The second group, perhaps 30 per cent of participants, is the one that talks about things, places and events. Even when a group is created for a good cause, this category of people interrupt to suggest some irrelevant things like “please try to eat at Omagina Restaurant. Their food is great!”
The third and largest of the group membership talks about people. “How much money did Ndemo contribute?” they ask. “Imagine, Bwana – only that!”
The latest trend about people is memes (a humorous image, video or piece of text that is copied and given certain attributes and slight variations and spread rapidly by internet users). A good example is the Githeri Man.
Often, there will be someone who tries to herd the group back to its objective, but the third type of membership will often fiercely defend its position. In so doing, they restate their right to express themselves. There are rejoinders like “let the people vent”, but what they forget is the fact that they completely shut out the first category, who often mean well in resolving the issue at hand.

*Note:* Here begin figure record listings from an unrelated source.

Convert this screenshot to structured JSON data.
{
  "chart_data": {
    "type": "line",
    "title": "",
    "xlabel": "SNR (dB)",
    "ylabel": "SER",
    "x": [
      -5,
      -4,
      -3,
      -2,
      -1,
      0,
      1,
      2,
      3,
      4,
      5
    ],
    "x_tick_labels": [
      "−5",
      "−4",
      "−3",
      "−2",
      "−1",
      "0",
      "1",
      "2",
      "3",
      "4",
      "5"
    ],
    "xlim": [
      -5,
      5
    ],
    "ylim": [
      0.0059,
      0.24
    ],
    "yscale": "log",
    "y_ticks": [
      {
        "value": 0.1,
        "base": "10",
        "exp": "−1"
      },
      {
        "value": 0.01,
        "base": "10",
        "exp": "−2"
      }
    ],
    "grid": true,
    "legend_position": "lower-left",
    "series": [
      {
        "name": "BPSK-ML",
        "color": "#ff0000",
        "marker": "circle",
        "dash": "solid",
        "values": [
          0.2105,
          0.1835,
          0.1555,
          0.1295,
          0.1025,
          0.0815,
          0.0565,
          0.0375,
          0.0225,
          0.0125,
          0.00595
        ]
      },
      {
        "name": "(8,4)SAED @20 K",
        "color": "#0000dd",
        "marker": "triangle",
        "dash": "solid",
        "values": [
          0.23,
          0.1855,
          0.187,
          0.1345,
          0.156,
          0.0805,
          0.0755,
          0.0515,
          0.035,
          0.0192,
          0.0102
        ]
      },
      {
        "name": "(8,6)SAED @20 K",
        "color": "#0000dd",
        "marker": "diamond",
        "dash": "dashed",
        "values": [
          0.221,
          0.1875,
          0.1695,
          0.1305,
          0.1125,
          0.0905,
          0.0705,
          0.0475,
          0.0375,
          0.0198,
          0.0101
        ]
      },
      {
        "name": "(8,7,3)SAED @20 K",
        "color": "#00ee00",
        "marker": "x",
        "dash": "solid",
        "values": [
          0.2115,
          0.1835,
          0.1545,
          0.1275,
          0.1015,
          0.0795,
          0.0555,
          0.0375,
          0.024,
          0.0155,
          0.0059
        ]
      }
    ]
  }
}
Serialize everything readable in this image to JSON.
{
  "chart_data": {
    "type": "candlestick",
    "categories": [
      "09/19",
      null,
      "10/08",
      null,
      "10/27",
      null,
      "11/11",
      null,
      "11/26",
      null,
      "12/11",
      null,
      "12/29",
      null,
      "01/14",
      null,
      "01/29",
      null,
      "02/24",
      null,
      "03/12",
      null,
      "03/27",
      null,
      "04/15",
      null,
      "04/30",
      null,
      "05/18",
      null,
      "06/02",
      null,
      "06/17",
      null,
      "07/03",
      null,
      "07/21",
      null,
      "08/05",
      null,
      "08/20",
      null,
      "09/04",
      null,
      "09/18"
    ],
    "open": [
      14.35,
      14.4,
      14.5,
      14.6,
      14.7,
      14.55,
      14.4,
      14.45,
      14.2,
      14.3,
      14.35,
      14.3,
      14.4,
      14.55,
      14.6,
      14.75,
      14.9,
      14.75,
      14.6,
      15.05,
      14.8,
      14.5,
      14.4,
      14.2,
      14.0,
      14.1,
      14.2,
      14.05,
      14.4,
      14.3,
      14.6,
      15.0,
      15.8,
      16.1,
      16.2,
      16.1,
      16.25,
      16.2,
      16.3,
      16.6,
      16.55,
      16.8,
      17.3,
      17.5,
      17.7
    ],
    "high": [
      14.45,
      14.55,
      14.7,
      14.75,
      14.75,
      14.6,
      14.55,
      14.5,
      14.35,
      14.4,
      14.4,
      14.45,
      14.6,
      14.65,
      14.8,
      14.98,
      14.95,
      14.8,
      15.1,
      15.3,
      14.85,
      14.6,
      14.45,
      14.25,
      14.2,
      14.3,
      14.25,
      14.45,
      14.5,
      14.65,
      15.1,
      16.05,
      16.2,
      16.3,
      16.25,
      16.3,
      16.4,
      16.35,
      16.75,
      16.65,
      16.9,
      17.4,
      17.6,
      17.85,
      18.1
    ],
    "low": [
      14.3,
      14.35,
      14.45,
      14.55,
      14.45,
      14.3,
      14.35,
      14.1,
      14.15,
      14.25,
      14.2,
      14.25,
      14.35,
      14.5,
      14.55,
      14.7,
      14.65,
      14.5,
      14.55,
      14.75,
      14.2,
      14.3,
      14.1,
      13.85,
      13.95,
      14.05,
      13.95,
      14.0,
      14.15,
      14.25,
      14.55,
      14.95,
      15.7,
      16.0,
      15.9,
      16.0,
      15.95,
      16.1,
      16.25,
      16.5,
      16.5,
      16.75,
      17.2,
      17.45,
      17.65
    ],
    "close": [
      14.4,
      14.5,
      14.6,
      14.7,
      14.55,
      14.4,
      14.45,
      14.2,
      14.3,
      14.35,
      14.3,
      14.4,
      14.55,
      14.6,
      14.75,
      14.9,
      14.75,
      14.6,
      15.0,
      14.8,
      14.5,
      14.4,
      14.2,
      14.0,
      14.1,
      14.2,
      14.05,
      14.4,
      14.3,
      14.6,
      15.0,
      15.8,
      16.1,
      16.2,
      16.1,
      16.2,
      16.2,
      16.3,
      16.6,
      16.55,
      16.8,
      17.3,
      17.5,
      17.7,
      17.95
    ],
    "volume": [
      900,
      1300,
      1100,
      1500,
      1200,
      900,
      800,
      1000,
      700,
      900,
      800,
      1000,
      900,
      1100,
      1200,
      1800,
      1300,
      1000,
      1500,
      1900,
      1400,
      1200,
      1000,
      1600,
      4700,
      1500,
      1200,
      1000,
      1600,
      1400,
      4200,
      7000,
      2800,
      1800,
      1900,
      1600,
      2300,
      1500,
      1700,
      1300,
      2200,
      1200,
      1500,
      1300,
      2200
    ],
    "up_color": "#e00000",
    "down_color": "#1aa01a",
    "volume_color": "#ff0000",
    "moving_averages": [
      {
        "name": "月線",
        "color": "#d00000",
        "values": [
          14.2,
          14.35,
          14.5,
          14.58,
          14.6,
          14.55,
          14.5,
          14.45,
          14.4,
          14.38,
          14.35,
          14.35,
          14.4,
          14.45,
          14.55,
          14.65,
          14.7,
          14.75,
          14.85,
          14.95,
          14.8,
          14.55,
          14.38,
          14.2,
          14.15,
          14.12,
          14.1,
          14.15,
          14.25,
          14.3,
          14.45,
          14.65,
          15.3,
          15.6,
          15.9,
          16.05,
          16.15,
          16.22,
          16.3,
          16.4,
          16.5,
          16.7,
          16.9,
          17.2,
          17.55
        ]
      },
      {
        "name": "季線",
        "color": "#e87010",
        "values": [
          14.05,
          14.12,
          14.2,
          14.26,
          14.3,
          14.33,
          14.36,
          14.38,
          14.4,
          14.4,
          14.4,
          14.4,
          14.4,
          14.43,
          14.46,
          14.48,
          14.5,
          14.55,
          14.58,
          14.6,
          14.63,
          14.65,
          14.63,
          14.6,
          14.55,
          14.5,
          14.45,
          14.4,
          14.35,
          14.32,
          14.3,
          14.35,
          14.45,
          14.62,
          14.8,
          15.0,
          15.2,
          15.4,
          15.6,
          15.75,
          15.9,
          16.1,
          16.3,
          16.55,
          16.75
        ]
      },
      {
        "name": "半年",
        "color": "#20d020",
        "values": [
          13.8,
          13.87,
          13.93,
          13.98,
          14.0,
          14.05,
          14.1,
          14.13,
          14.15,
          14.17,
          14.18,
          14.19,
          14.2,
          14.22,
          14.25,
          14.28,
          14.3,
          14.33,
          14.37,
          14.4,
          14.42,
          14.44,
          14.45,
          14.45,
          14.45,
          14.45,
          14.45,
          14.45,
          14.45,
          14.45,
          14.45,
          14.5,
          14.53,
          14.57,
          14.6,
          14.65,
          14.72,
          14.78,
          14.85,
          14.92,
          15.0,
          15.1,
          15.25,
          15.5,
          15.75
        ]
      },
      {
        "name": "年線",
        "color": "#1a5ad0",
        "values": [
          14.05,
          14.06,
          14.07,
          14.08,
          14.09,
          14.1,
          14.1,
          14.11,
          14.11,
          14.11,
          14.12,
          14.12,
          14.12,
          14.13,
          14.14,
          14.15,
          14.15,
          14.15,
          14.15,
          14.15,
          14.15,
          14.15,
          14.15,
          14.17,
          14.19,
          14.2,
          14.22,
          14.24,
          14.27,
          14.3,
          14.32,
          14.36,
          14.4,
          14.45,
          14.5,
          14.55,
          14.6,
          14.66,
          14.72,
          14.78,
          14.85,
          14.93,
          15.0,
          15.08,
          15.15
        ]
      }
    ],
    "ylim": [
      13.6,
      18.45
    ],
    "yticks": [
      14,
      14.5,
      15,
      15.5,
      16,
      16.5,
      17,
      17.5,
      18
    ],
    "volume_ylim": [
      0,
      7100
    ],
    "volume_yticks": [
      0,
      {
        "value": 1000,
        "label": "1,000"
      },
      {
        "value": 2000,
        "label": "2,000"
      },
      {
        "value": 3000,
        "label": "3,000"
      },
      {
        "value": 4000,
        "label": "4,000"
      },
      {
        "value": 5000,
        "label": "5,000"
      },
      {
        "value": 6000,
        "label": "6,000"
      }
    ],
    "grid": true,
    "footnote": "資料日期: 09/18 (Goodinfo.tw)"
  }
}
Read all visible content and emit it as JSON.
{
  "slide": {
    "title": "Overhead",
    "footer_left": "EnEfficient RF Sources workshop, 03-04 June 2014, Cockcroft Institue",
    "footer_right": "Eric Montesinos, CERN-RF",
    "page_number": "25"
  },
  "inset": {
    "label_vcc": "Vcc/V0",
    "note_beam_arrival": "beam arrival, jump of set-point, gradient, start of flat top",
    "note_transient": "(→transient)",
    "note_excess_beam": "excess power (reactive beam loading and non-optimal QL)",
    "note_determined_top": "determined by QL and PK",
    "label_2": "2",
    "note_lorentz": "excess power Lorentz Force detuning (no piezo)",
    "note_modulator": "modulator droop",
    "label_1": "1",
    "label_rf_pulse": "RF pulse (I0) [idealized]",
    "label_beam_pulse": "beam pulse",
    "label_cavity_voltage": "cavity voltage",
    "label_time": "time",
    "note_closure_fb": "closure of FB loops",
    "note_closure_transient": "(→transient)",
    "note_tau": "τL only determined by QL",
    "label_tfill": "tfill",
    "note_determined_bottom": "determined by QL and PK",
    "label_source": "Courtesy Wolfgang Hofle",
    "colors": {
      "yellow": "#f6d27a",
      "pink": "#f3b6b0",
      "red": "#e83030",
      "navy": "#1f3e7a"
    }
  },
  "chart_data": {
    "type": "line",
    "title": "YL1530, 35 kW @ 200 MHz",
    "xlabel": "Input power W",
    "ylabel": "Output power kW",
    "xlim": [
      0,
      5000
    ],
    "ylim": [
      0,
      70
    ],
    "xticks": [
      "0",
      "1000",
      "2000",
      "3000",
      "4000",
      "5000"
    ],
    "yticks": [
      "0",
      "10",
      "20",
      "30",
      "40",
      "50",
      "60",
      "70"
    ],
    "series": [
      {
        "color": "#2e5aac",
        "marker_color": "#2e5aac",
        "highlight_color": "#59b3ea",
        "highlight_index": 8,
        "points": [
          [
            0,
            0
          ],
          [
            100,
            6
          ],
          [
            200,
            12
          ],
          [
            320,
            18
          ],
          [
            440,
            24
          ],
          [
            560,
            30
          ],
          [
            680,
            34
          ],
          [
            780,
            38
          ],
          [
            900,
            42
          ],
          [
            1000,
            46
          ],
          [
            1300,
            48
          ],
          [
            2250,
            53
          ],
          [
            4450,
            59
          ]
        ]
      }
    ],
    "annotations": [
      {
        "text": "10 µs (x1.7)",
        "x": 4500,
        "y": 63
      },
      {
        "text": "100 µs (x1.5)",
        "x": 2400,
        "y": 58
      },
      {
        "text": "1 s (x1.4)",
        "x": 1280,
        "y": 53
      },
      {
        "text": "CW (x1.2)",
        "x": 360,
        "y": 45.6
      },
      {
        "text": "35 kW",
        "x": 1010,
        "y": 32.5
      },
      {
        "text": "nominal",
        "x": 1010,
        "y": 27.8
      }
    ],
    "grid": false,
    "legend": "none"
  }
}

This problem isn’t characteristic of any single class in society. While I was contemplating this piece, I had a chat with some of my close friends.
One of them narrated how a group they had created to discuss professional issues degenerated into a political duel between tribes.
These people were classmates and have grown as colleagues but somehow they fell into a pattern similar to that I have explained above. They allowed themselves to vent about personalities and issues outside of the objectives that led to the group formation.
Fortunately, they thought about their actions as senior members of society and wondered what example they were setting to those who hold them in high esteem. However, restoration will be long and difficult, especially when friends characterise you as a problem person.
In some cases, such people are isolated from the more progressive group members.
What most opinionated social media users don’t know is how much they infuriate their group members. Many have annoying habits on social media especially when they bombard group members with videos, audio messages and jokes at odd times of the day or night.
Woe unto you if you belong to different groups of the same characters, because they will post the same thing on all of them, and to your individual account as well!
They do not consider that they are filling up your phone with useless content! Sometimes one wonders when they ever get to work – or sleep!
Unknown to those who misuse social media is the fact that they are creating a permanent record about their own behaviour and in the not-too-distant future, even in marriage, it may become necessary to check the behaviour pattern of your prospective spouse.
Parents too may check on their in-laws to be if they are the opinionated type and find cause to persuade their sibling from making a lifetime mistake. Some things you say early in your life may come to haunt you later in life.
Others think that by using anonymous accounts they are safe. They aren’t. Network security is a myth. It will take a good hacker a few minutes to reveal the identity of anonymous accounts.
While it was possible to hide your identity in the past during the era of a technology called Internet Protocol Version 4 (IPv4), when one address was used to serve multiple end user devices, the transition to IPv6 with a single identifier for each device means that anonymity is a figment of one’s imagination.
In other parts of the world, they are coming up with social media etiquette.
Forbesmagazine, for example has come up with a 12-step checklist before you send your message. My own policy is that anything in my social media site is something I can repeat anywhere in public, and if not, then it isn’t good to be associated with me.
Others have a single question and that is: will this content offend anyone? If yes, then it may not be a good idea to send it.
Sadly, some people write purposefully to offend and that is the kind of content that comes to haunt them later.